Taking down signs was justified
I was quite humored to open The Badger Herald yesterday and read myself described by lecturer Perri Morgan as one of “large men,” who attacked “women” and “small people” with “vigilante crowd control.”
Of course, that wasn’t quite as funny as the assertion that there was some element of sexism involved, considering the first person to physically confront the protesters was a middle-aged woman. As for myself, I was honored to be described as large (adding the word “muscular” would have been nice too), though I am actually a little under 5-10, 150 lbs. Barry Alvarez hasn’t exactly been recruiting me to play linebacker.
Nevertheless, as a New Jersey native who nearly lost family in the terrorist attack on New York, the rhetoric of the missionaries quickly became unbearable. While I was still under the impression (which, thankfully, turned out to be false) that a friend of mine had indeed lost both parents in the assault on the World Trade Center, three religious extremists paraded in front of the stage with slogans that included “What happened in New York was nothing.” Just minutes earlier, I had been photographed by the Badger Herald, mourning the loss of my neighbors with my head stuffed in a black fleece (9/17/01, Page 9).
Now, from the vantage point of my front-row seat, coming to the assistance of a middle-aged woman attempting to tear down a banner of hate seemed to be the least I could do. It was not until almost a minute later, when there was still no sign of the police, that a third person, yes, a man, physically carried one of the protesters away from the stage area.

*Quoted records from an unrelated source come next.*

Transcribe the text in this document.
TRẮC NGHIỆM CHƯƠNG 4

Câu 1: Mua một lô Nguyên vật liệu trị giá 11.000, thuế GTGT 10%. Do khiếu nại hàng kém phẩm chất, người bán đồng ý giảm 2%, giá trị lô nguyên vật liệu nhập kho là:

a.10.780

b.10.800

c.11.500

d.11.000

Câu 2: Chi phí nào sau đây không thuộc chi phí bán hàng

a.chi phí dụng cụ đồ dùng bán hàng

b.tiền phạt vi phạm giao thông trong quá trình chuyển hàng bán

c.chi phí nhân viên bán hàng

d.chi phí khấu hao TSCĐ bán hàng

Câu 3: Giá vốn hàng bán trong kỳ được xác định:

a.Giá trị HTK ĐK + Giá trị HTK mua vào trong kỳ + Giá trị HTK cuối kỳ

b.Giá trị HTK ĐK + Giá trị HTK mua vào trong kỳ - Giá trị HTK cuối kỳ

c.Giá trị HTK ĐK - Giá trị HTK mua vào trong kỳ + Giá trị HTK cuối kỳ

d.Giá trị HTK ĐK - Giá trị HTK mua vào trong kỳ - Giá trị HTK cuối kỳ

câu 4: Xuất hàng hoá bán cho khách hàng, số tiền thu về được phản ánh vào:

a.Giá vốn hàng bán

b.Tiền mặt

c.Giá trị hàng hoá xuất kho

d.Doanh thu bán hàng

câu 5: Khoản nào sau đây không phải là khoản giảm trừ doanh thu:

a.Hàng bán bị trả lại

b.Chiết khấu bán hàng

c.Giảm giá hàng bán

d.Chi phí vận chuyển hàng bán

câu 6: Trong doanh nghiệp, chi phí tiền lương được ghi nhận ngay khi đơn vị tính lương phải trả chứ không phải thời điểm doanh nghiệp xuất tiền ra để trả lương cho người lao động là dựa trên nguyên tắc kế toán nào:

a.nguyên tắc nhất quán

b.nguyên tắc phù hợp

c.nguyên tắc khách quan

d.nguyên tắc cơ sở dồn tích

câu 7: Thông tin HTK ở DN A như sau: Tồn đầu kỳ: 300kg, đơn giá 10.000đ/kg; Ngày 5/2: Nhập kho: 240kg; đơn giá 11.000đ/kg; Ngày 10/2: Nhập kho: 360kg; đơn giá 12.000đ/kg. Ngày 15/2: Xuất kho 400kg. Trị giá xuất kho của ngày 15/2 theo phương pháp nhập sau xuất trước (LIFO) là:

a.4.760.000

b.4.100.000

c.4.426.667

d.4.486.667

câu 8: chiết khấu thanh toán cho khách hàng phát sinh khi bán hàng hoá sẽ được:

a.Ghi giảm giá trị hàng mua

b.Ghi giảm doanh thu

As Americans, we all have the right to free speech. What we do not have a right to do, however, is prevent other Americans from engaging in that same right. In other words, the three women from Oregon had every right to stand outside Bascom Hall and Memorial Library with their signs, as they did earlier that day. But it was a violation of our right to free speech to so rudely interrupt Friday’s rally. I make no apologies.
Give it up already
Please don’t write any more editorials complaining classes weren’t cancelled last Tuesday. Get over it. The administration couldn’t cancel classes on such short notice. The decision was correctly left up to individual professors, many of whom did cancel classes. Some students wanted to go to class to discuss the tragic events or just to be around other fellow Americans who care.
For those who wished they could skip class, you probably could have. Most classes allow at least one absence for personal reasons. We stand behind this university and believe there are a lot more important things to be worried about. Sorry you had to go to class and get an education.